Sıvı diyetler ve sağlık etkileri
Sıvı diyetler, hazırlaması ve tüketimi pratik olduğu ve birçok kişinin uygulamada zorluk yaşadığı porsiyon kontrolünü de kolaylaştırdığı için tercih edilebiliyor. Ayrıca enerji içerikleri düşük olduğu için de sıvı diyetler özellikle hızlı kilo kayıplarında etkili olabiliyor. Ancak hızlı kilo kayıplarında, vücut ağırlığındaki azalmanın daha çok vücut suyu ve kas kaybına bağlı olabileceğinin de unutulmaması şart.
Sıvı diyetlerin açlığı baskıladığı ve besin alımını azalttığına inanılıyor. Araştırmalar, normal ve sıvı ağırlıklı öğünden bir sonraki öğünde besin tüketimini karşılaştırdığında sıvı ağırlıklı öğünün sonrasında daha fazla besin tüketimine neden olabildiğini gösteriyor. Enerji içeriklerinin çok düşük olması, sıvı diyetlerin başlıca sağlık riskleri arasında yer alıyor.
Sıvı diyetlerin günlük ihtiyaç duyulan protein, vitamin ve mineralleri sağlamada yetersiz kalabileceği, elektrolit dengesizliğine yol açabileceği ve bunların uzun vadede önemli sağlık sorunlarına yol açabileceği unutulmaması gerekiyor. Bunların yanı sıra tam tahıl ve kurubaklagiller tüketilmediği için çözünmez posadan sınırlı sıvı diyetler kabızlığa yol açabiliyor ve sindirim sistemi sağlığını olumsuz etkileyebiliyor.
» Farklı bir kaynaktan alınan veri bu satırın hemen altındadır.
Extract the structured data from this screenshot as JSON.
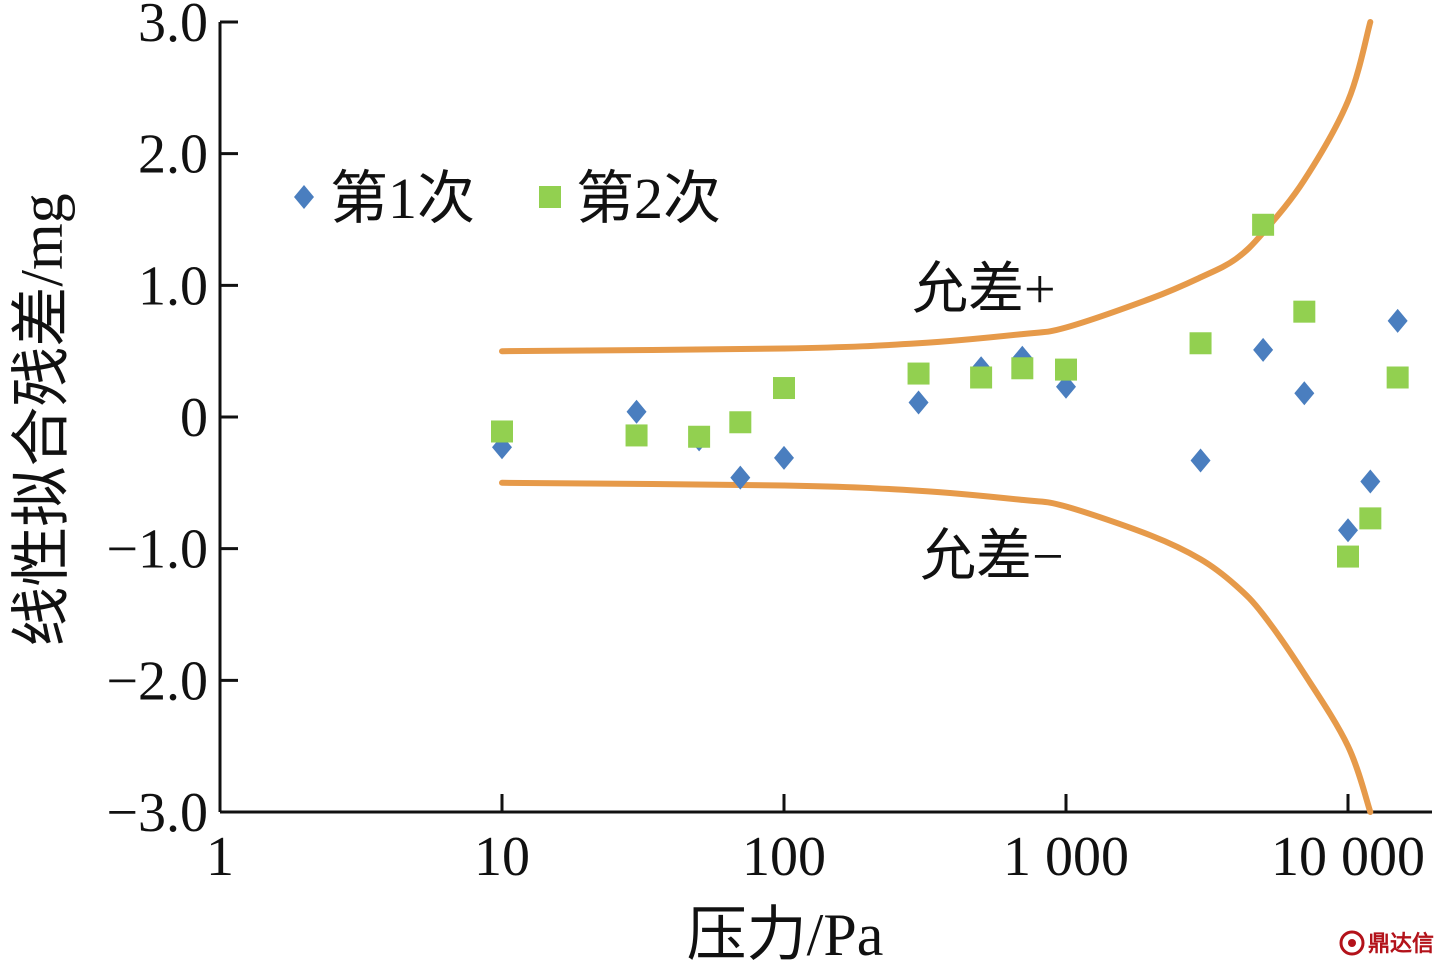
{
  "chart_data": {
    "type": "scatter",
    "title": "",
    "xlabel": "压力/Pa",
    "ylabel": "线性拟合残差/mg",
    "x_scale": "log",
    "xlim": [
      1,
      20000
    ],
    "ylim": [
      -3.0,
      3.0
    ],
    "x_ticks": [
      1,
      10,
      100,
      1000,
      10000
    ],
    "x_tick_labels": [
      "1",
      "10",
      "100",
      "1 000",
      "10 000"
    ],
    "y_ticks": [
      3.0,
      2.0,
      1.0,
      0,
      -1.0,
      -2.0,
      -3.0
    ],
    "y_tick_labels": [
      "3.0",
      "2.0",
      "1.0",
      "0",
      "−1.0",
      "−2.0",
      "−3.0"
    ],
    "grid": false,
    "legend_position": "top-left",
    "series": [
      {
        "name": "第1次",
        "marker": "diamond",
        "color": "#4a7ebf",
        "points": [
          [
            10,
            -0.23
          ],
          [
            30,
            0.04
          ],
          [
            50,
            -0.17
          ],
          [
            70,
            -0.46
          ],
          [
            100,
            -0.31
          ],
          [
            300,
            0.11
          ],
          [
            500,
            0.37
          ],
          [
            700,
            0.45
          ],
          [
            1000,
            0.23
          ],
          [
            3000,
            -0.33
          ],
          [
            5000,
            0.51
          ],
          [
            7000,
            0.18
          ],
          [
            10000,
            -0.86
          ],
          [
            12000,
            -0.49
          ],
          [
            15000,
            0.73
          ]
        ]
      },
      {
        "name": "第2次",
        "marker": "square",
        "color": "#92d050",
        "points": [
          [
            10,
            -0.11
          ],
          [
            30,
            -0.14
          ],
          [
            50,
            -0.15
          ],
          [
            70,
            -0.04
          ],
          [
            100,
            0.22
          ],
          [
            300,
            0.33
          ],
          [
            500,
            0.3
          ],
          [
            700,
            0.37
          ],
          [
            1000,
            0.36
          ],
          [
            3000,
            0.56
          ],
          [
            5000,
            1.46
          ],
          [
            7000,
            0.8
          ],
          [
            10000,
            -1.06
          ],
          [
            12000,
            -0.77
          ],
          [
            15000,
            0.3
          ]
        ]
      }
    ],
    "tolerance_color": "#e69a4a",
    "tolerance_upper": {
      "label": "允差+",
      "points": [
        [
          10,
          0.5
        ],
        [
          100,
          0.52
        ],
        [
          300,
          0.56
        ],
        [
          700,
          0.63
        ],
        [
          1000,
          0.68
        ],
        [
          2000,
          0.9
        ],
        [
          3000,
          1.06
        ],
        [
          4000,
          1.2
        ],
        [
          5000,
          1.4
        ],
        [
          7000,
          1.8
        ],
        [
          10000,
          2.4
        ],
        [
          12000,
          3.0
        ]
      ]
    },
    "tolerance_lower": {
      "label": "允差−",
      "points": [
        [
          10,
          -0.5
        ],
        [
          100,
          -0.52
        ],
        [
          300,
          -0.56
        ],
        [
          700,
          -0.63
        ],
        [
          1000,
          -0.68
        ],
        [
          2000,
          -0.9
        ],
        [
          3000,
          -1.08
        ],
        [
          4000,
          -1.28
        ],
        [
          5000,
          -1.5
        ],
        [
          7000,
          -1.95
        ],
        [
          10000,
          -2.5
        ],
        [
          12000,
          -3.0
        ]
      ]
    }
  },
  "watermark": {
    "text": "鼎达信",
    "color": "#b3121a"
  }
}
Bilimsel veriler ne söylüyor?
- Dünya Sağlık Örgütü (WHO), sağlığın sürdürülmesi ve kronik hastalıkların önlenmesi için tüm besin gruplarından yeterli ve dengeli tüketilmesi gerektiğini belirtiyor.
- Zayıflama veya vücut ağırlığının yönetiminde, porsiyon kontrolüyle birlikte besin çeşitliliğinin sağlanması ve fiziksel aktivitenin arttırılması en geçerli ve güvenilir yöntemler arasında yer alıyor. Çünkü dengeli beslenme ve aktif bir yaşam tarzı vücut ağırlığı kontrolünün yanı sıra şeker, kalp damar ve kanser gibi hastalıkların önlenmesinde de önemli rol oynuyor.
- Sonuç olarak, sıvı veya sıvı ağırlıklı diyetler günlük ihtiyaç duyulan enerji, protein, esansiyel yağ asitleri ve özellikle demir, B12, çinko gibi besin öğelerini sağlamada yetersiz kalabildiği için uzun vadede sağlık sorunlarına neden olabilir.
- Hızlı kilo vermede etkili görülse de aslında kas ve vücut suyu kaybına yol açabilir ve kalıcı kilo kaybı sağlanmayabilir. Ayrıca insulin direnci, şeker hastalığı veya herhangi başka bir konik hastalığı olan bireyler sıvı diyetler konusunda dikkatli olmalıdır. Sıvı diyetlerin, kısa vadede vücut ağırlığı ile kolesterol, kan yağları gibi metabolik göstergeler üzerinde olumlu etkileri olduğunu ileri süren klinik araştırmalar mevcut olsa da uzun vadede ne gibi sonuçların ortaya çıkabileceğini gösteren kanıta dayalı verilerse yetersizdir.
- Vücut ağırlığının kontrolünü sağlamak ve sağlığı korumak için bireylerin yaşına, cinsiyetine, sağlık durumuna ve yaşam tarzına uygun beslenmesi ve aktif bir yaşam tarzı sürdürmesi önemlidir.